BEIJING, Jan. 19 (Xinhua) -- Fallen US cyclist Lance Armstrong said in an interview aired on Friday that he wants to "compete again".
"Hell, yes. I'm a competitor. It's what I've done my whole life. I love to train. I love to race," Armstrong told Oprah Winfrey. "Not the Tour de France, but there's a lot of other things I could do. I deserve to be punished. I'm not sure that I deserve a death penalty."
The seven-time Tour de France winner turned emotional when he talked about his 13-year-old son, Luke, who vehemently defended him against allegations from anti-doping authorities.
"I saw my son defending me and saying, 'That's not true. What you're saying about my dad is not true,'" Armstrong told Winfrey.
"That's when I knew I had to tell him."
"What did you say?" Winfrey asked.
"I said, 'Listen, there's been a lot of questions about your dad. My career. Whether I doped or did not dope. I've always denied that and I've always been ruthless and defiant about that. You guys have seen that. That's probably why you trusted me on it.' Which makes it even sicker," Armstrong said.
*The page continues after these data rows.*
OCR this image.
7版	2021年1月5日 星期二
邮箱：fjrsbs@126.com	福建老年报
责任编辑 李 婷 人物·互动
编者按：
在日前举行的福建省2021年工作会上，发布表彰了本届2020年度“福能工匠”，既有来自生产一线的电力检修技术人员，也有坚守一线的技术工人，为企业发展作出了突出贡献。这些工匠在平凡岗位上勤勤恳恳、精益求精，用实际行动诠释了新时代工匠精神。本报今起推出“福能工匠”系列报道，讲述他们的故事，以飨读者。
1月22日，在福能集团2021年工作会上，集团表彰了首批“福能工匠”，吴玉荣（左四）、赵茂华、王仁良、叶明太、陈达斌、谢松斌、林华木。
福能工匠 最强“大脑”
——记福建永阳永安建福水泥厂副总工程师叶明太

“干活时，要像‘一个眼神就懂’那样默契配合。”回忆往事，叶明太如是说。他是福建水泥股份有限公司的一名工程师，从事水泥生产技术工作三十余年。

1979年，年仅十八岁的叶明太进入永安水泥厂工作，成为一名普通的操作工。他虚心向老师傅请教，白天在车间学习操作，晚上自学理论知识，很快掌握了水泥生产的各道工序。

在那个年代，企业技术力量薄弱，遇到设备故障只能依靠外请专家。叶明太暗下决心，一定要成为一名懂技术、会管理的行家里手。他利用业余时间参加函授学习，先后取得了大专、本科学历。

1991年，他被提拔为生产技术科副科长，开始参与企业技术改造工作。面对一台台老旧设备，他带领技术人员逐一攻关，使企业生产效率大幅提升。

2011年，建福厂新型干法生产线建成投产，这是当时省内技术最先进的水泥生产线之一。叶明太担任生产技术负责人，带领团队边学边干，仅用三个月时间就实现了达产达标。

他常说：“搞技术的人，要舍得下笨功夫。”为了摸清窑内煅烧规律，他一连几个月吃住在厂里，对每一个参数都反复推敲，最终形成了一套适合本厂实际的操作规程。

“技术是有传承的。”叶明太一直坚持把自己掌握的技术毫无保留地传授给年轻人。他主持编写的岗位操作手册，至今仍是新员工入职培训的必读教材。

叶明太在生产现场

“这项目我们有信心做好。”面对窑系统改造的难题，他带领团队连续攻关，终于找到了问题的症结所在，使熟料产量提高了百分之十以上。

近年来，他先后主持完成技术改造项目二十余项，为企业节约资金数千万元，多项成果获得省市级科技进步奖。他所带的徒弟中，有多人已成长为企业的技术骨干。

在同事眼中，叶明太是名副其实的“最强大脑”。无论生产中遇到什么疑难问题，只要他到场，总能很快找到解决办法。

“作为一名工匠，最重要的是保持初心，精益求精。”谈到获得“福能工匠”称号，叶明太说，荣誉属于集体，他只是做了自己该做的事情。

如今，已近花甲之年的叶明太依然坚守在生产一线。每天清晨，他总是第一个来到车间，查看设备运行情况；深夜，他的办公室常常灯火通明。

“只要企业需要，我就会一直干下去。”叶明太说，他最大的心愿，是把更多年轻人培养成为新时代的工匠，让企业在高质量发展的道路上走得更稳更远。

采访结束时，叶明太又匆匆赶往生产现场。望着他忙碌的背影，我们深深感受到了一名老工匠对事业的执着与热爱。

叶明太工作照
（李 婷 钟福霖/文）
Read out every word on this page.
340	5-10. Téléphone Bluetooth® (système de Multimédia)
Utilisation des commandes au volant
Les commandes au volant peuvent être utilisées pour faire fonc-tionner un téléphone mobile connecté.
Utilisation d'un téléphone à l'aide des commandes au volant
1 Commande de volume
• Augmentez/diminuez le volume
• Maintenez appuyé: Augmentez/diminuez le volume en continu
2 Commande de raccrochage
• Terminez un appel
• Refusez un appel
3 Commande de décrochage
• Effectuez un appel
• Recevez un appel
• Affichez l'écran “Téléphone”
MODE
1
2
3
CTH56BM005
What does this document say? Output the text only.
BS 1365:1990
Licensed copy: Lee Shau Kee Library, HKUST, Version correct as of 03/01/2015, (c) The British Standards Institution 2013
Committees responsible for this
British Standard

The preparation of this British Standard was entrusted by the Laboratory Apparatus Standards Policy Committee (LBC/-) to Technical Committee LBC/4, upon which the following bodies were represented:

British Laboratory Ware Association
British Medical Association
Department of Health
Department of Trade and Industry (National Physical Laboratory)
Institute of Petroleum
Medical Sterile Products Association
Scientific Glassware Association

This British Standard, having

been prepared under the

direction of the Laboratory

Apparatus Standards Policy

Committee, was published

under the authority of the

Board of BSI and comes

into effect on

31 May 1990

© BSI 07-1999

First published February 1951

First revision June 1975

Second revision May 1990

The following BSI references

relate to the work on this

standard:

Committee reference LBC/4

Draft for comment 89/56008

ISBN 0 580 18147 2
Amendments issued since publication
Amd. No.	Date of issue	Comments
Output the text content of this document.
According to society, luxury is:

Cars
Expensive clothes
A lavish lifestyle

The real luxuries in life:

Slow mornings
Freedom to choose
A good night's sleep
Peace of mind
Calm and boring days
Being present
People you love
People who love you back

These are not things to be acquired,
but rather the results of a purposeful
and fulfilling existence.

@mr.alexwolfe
"And uh, I told Luke, I said, 'Don't defend me anymore. Don't.'
"He said OK. He just said, 'Look, I love you. You're my dad. This won't change that."
Armstrong admitted that his ex-wife, Kristin, knew both the doping and lying and had asked him to stop.
Armstrong promised to Kristin that his comeback in 2009 would be drug-free.
"She said to me, 'You can do it under one condition: That you never cross that line again,'" Armstrong recalled.
Armstrong estimated that the doping scandal had cost him about 75 million dollars in lost commercial opportunities and sponsorships.
"I don't like to think about it but that was a 75-million-dollar day," he said.